Dan kami berjalan bersisian.

“Kita baru kali ini berjumpa, bukan? Kau penghuni baru di Mini Apartment ini?”

“Ya. Ya. Kami baru tinggal di sini lima bulan….”

“Oh, sudah lama juga. Di lantai berapa?”

“Dua.”

“By the way, Aku Kim So Eun.”

“Aku Son Dam Bi.”

Mini Apartment kami berlantai empat. Letaknya di timur kota Seoul. Suamiku, Peter Ho, sedang ditempatkan di kota ini untuk jangka waktu dua tahun. Peter Ho seorang arsitek dan sebuah proyek mengundangnya ke sini.

Malam itu aku sedang merebus spaghetti. Dalam kesendirian, lamat-lamat aku dengar lagi bunyi-bunyi itu. Aku sudah mendengarnya beberapa kali. Bunyi yang sama: agak jauh rasanya, tapi cukup jelas gemanya. Sesuatu seperti… hmmm... kursi berderit-derit. Lalu tembok yang ditinju. Lalu orang bercakap-cakap dengan suara keras, cukup jelas iramanya, tapi sulit aku cerna kata-katanya. Aku dan Peter Ho pernah mendiskusikan hal ini. Peter Ho menebak, suara itu di lantai empat.

Hmmm. Lantai Kim So Eun. Ada dua pintu seingatku di sana. Berarti ada dua unit. Kalau nanti aku bertemu Kim So Eun lagi, akan aku tanyakan padanya.

Saya bertemu lagi dengan Kim So Eun di pagi hari. Waktu itu aku sedang jogging dan ia berjalan dari arah berlawanan.


“Kim So Eun,” sapaku dari jarak tiga puluh senti darinya.

“Oh. Eh. Pagi, Son Dam Bi,” katanya seperti tersadar dari lamunan panjang.

“Hai,” aku tersenyum. “Belanja apa?”"

“Oh…,” dipandangnya plastik yang ia bawa. “Susu. Untuk kopi. Aku selalu minum kopi di pagi hari. Kau?”

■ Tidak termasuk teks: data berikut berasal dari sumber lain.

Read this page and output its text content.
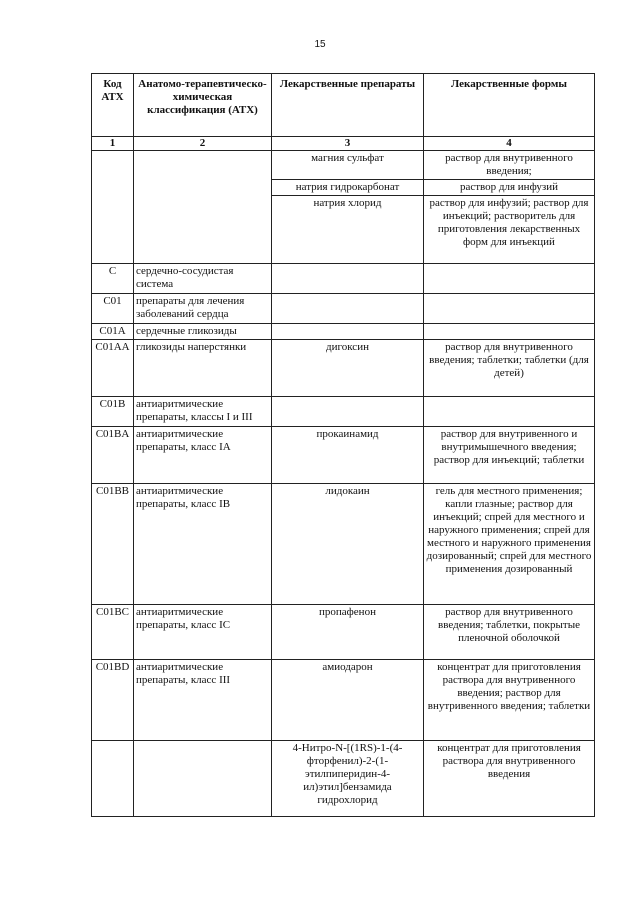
15
Код АТХ	Анатомо-терапевтическо-химическая классификация (АТХ)	Лекарственные препараты	Лекарственные формы
1	2	3	4
		магния сульфат	раствор для внутривенного введения;
		натрия гидрокарбонат	раствор для инфузий
		натрия хлорид	раствор для инфузий; раствор для инъекций; растворитель для приготовления лекарственных форм для инъекций
C	сердечно-сосудистая система		
C01	препараты для лечения заболеваний сердца		
C01A	сердечные гликозиды		
C01AA	гликозиды наперстянки	дигоксин	раствор для внутривенного введения; таблетки; таблетки (для детей)
C01B	антиаритмические препараты, классы I и III		
C01BA	антиаритмические препараты, класс IA	прокаинамид	раствор для внутривенного и внутримышечного введения; раствор для инъекций; таблетки
C01BB	антиаритмические препараты, класс IB	лидокаин	гель для местного применения; капли глазные; раствор для инъекций; спрей для местного и наружного применения; спрей для местного и наружного применения дозированный; спрей для местного применения дозированный
C01BC	антиаритмические препараты, класс IC	пропафенон	раствор для внутривенного введения; таблетки, покрытые пленочной оболочкой
C01BD	антиаритмические препараты, класс III	амиодарон	концентрат для приготовления раствора для внутривенного введения; раствор для внутривенного введения; таблетки
		4-Нитро-N-[(1RS)-1-(4-фторфенил)-2-(1-этилпиперидин-4-ил)этил]бензамида гидрохлорид	концентрат для приготовления раствора для внутривенного введения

“Aku lebih suka teh daripada kopi. Kapan-kapan kita bisa minum teh sama-sama kalau kau tidak sibuk.”

Kim So Eun menatapku. Aku bisa membaca keragu-raguannya. Lalu….

“Aku tidak pernah sibuk.”

“Ayolah, mampir,” kataku ketika kami tiba di pintu Mini Apartment. “Temani aku sarapan.”

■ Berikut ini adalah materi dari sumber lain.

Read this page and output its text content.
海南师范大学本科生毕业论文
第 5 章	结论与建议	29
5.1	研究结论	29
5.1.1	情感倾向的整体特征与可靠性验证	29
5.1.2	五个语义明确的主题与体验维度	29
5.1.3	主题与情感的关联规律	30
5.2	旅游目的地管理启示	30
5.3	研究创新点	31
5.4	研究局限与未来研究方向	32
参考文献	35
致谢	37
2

“Mmm,” ia tersenyum sedikit.

“Ayolah. Saya punya Kopi susu hangat. Punya Blackforest. Aku bisa buatkan kau telur dadar, kalau mau.…”

“Are you sure?” tanyanya lagi.

Aku mengangguk.

“Aku ambil cookies dan akan segera ke tempatmu. Lantai dua, ya.”

“Ya. Sebelah kanan lift.”

Sejak pagi itu, Kim So Eun sering mampir berkunjung ke tempatku. Aku sungguh gembira mendapatkan teman baru. Terlebih lagi, kami mempunyai beberapa kegemaran yang serupa. Sama-sama suka memotret. Sama-sama senang masak. Sama-sama membaca cerita detektif.

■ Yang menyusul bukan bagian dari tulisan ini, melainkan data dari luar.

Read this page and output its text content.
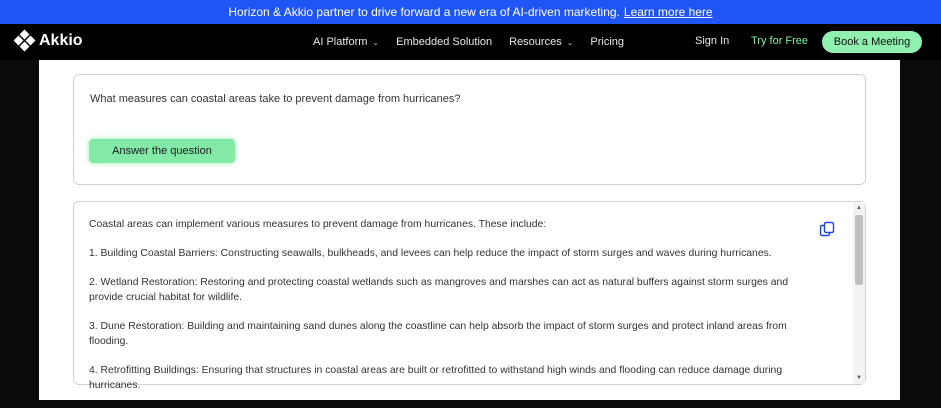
Horizon & Akkio partner to drive forward a new era of AI-driven marketing. Learn more here
Akkio	AI Platform ⌄ Embedded Solution Resources ⌄ Pricing	Sign In Try for Free	Book a Meeting
What measures can coastal areas take to prevent damage from hurricanes?
Answer the question

Coastal areas can implement various measures to prevent damage from hurricanes. These include:

1. Building Coastal Barriers: Constructing seawalls, bulkheads, and levees can help reduce the impact of storm surges and waves during hurricanes.

2. Wetland Restoration: Restoring and protecting coastal wetlands such as mangroves and marshes can act as natural buffers against storm surges and provide crucial habitat for wildlife.

3. Dune Restoration: Building and maintaining sand dunes along the coastline can help absorb the impact of storm surges and protect inland areas from flooding.

4. Retrofitting Buildings: Ensuring that structures in coastal areas are built or retrofitted to withstand high winds and flooding can reduce damage during hurricanes.

▲
▼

Hal lain yang membuatku gembira adalah Kim So Eun punya banyak cerita. Ia sudah berkelana ke mana-mana: India, Nepal, Brazil, Ghana, China, Montreal. Seluruh belahan bumi. Aku selalu terkesima mendengar pengalamannya di masing-masing negara. Yang paling menakjubkan adalah bagaimana ia memaparkan apa yang ia makan di tiap sisi dunia.

“India. Nomor satu India, Son Dam Bi. Itu favoritku.”

“Mereka makan kari, bukan? Dengan santan dan cabai pedas?”

“Hmmm. Itu hanya satu pilihan. Tapi, coba kau bayangkan nikmatnya memakan roti nan sambil mencelupkannya beberapa kali pada bumbu kari? Dan sedikit daging? Hmmm….” Ia memejamkan mata.

Aku menatapnya tak berkedip. Enak betul roti dan kari itu. Enak betul jadi Kim So Eun.

“Kau sudah pernah ke mana di dunia ini?” tanyanya.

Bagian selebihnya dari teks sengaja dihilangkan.